Midi Libre relaie sans distance la thèse policière d’un prétendu « indic »


Le journaliste Jean-François Codomié n’est pas connu pour mettre une grande distance entre les positions policières et ses articles. Mais dans l’affaire de Jules, militant condamné pour menace de mort sur un policier des renseignements, il n’a pas fait dans la dentelle. Quant à la procédure et au verdict, ils sont pour le moins étonnants. Du moins pour ceux qui feraient toujours confiance à la justice. (2 080 mots)

Par Jacques-Olivier Teyssier

Titre de l'article de Midi Libre du mardi 5 juillet 2016

On a beau savoir que lorsqu’un policier dit une chose, beaucoup de journalistes de Midi Libre le prennent pour argent comptant, on n’en est pas moins toujours surpris quand on lit certains articles. Comme celui du 5 juillet de Jean-François Codomié, journaliste justice du quotidien, prétendant faire le compte-rendu d’une audience de comparution immédiate du lundi 4 juillet concernant Jules, militant de 23 ans très actif notamment dans les manifestations contre la loi travail ces derniers mois.

« Bientôt tu es mort ! »
Il y a d’abord les faits sur lesquels toutes les personnes interrogées par Montpellier journal dont Florence Rosé, l’avocate de Jules, et deux présentes à l’audience sont tombées d’accord.

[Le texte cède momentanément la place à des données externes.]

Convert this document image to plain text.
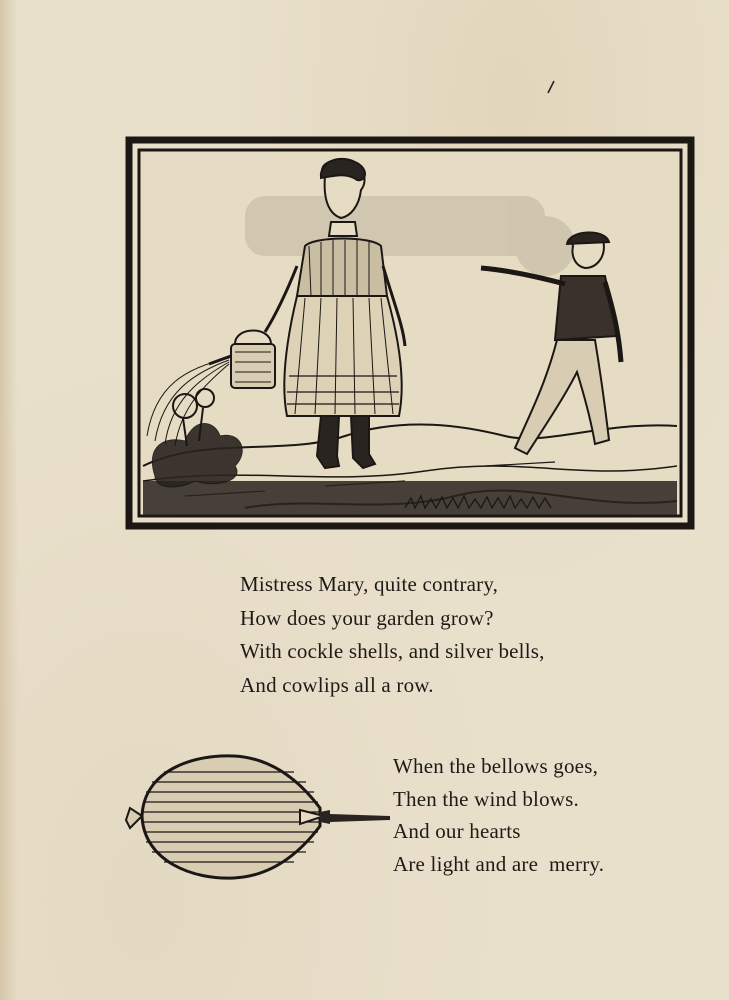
Mistress Mary, quite contrary,
How does your garden grow?
With cockle shells, and silver bells,
And cowlips all a row.

When the bellows goes,
Then the wind blows.
And our hearts
Are light and are  merry.
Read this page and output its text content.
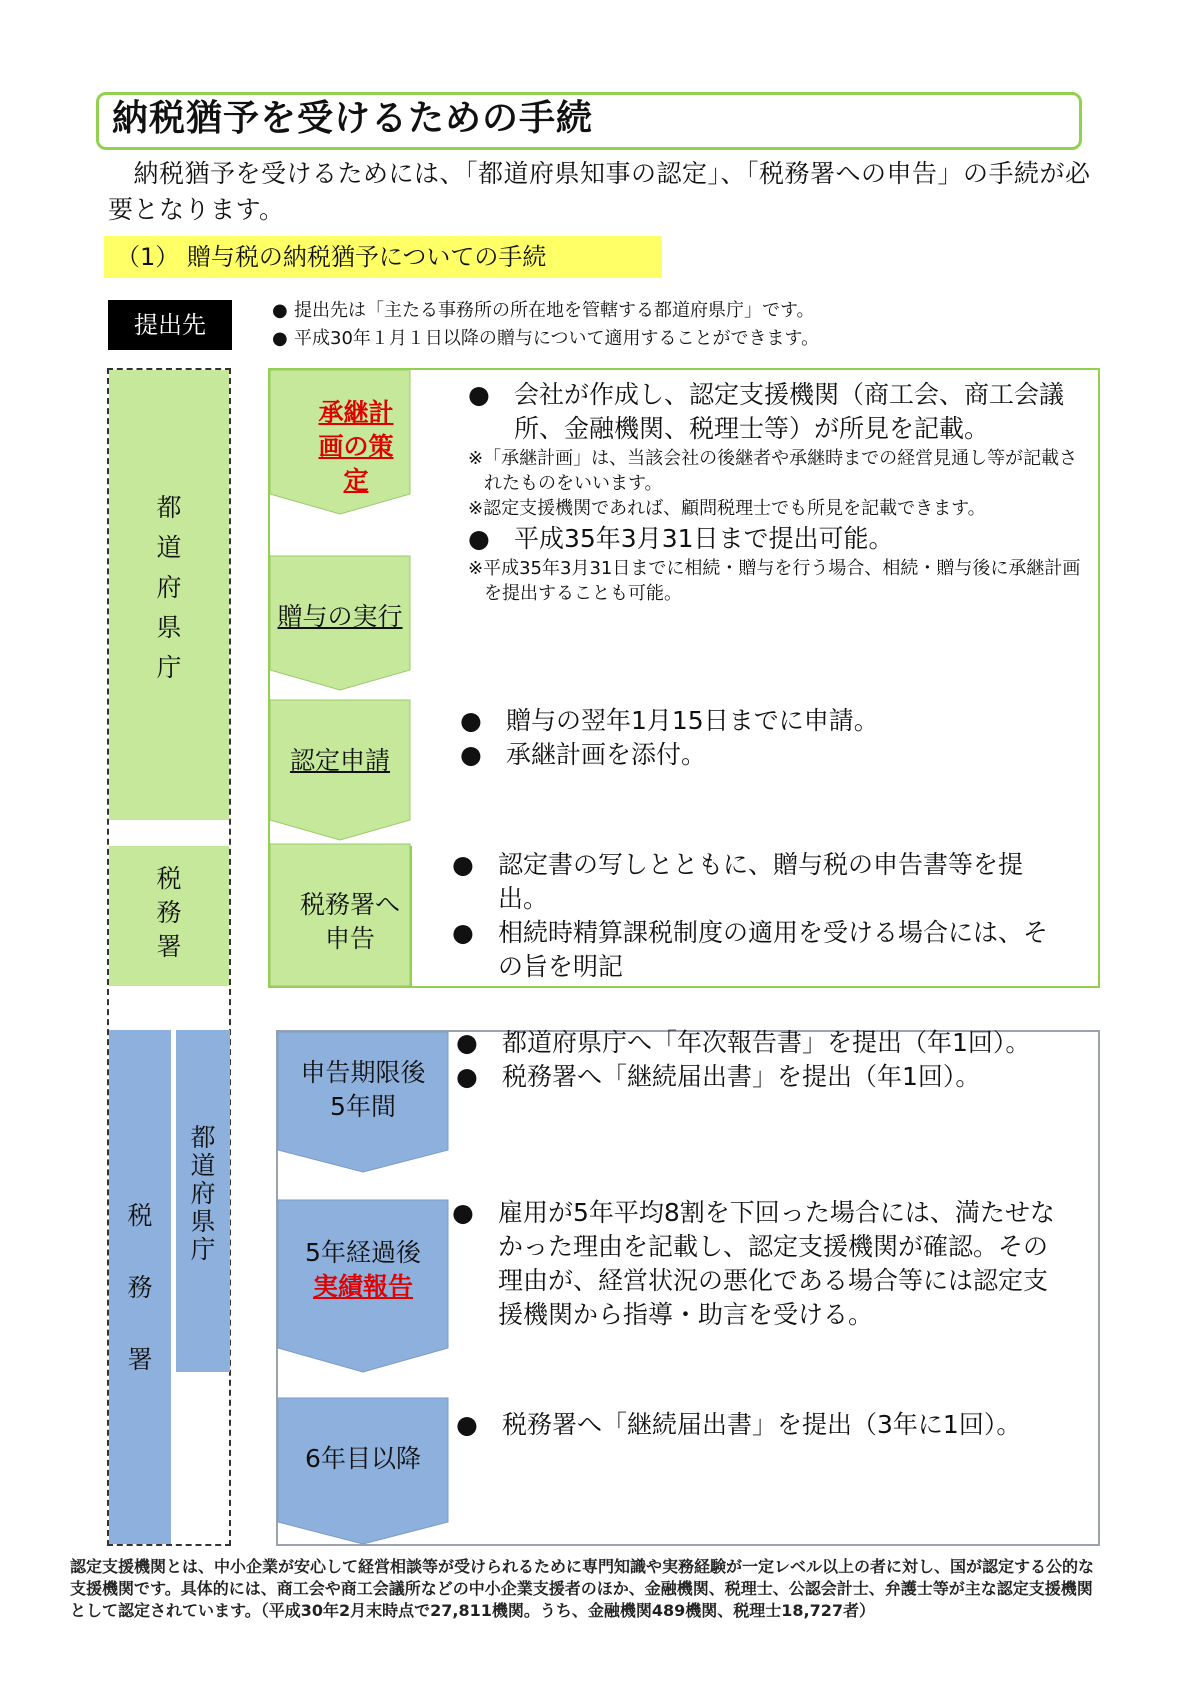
納税猶予を受けるための手続
　納税猶予を受けるためには、「都道府県知事の認定」、「税務署への申告」の手続が必要となります。
（1） 贈与税の納税猶予についての手続
提出先
● 提出先は「主たる事務所の所在地を管轄する都道府県庁」です。
● 平成30年１月１日以降の贈与について適用することができます。
都道府県庁
税務署
税務署
都道府県庁
承継計画の策定
贈与の実行
認定申請
税務署へ申告
● 会社が作成し、認定支援機関（商工会、商工会議所、金融機関、税理士等）が所見を記載。
※「承継計画」は、当該会社の後継者や承継時までの経営見通し等が記載されたものをいいます。
※認定支援機関であれば、顧問税理士でも所見を記載できます。
● 平成35年3月31日まで提出可能。
※平成35年3月31日までに相続・贈与を行う場合、相続・贈与後に承継計画を提出することも可能。
● 贈与の翌年1月15日までに申請。
● 承継計画を添付。
● 認定書の写しとともに、贈与税の申告書等を提出。
● 相続時精算課税制度の適用を受ける場合には、その旨を明記
申告期限後5年間
5年経過後
実績報告
6年目以降
● 都道府県庁へ「年次報告書」を提出（年1回）。
● 税務署へ「継続届出書」を提出（年1回）。
● 雇用が5年平均8割を下回った場合には、満たせなかった理由を記載し、認定支援機関が確認。その理由が、経営状況の悪化である場合等には認定支援機関から指導・助言を受ける。
● 税務署へ「継続届出書」を提出（3年に1回）。
認定支援機関とは、中小企業が安心して経営相談等が受けられるために専門知識や実務経験が一定レベル以上の者に対し、国が認定する公的な支援機関です。具体的には、商工会や商工会議所などの中小企業支援者のほか、金融機関、税理士、公認会計士、弁護士等が主な認定支援機関として認定されています。（平成30年2月末時点で27,811機関。うち、金融機関489機関、税理士18,727者）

Un message vocal de menaces est laissé sur le portable de Mickaël, un policier du Service central du renseignement territorial (ex renseignements généraux, lire ici l’historique) dans la nuit de la fête de la musique du 21 au 22 juin, vers 2h du matin. Le message est émis par un portable utilisé régulièrement par Jules et enregistré au nom de son père. Il dit : « Bientôt, tu es mort ! Je baise ta femme et je viole tes enfants ! »

Cette nuit là, Jules est alcoolisé. Le lendemain, il envoie des textos d’excuses aux personnes destinataires de messages émis pendant la nuit depuis son téléphone. Selon Florence Rosé qui cite de mémoire, le texto de Jules disait : « Un petit con s’est amusé avec mon téléphone hier soir, désolé de ce qui a pu être dit. » Jules a, en revanche, contesté avoir proféré les menaces lors de l’audience et lors de ses auditions.

Message non diffusé à l’audience
Cette affaire est l’occasion d’observer une justice expéditive à l’œuvre : le message vocal n’a pas été diffusé à l’audience. La voix de Jules a été authentifiée par Mickaël le policier et, selon ce dernier, par deux de ses collègues qui, selon Florence Rosé, « ne sont ni identifiés formellement ni entendus ». Ce serait donc les seules déclarations du menacé qui auraient été utilisées pour identifier le prétendu auteur des menaces. Une enquête sacrément rigoureuse.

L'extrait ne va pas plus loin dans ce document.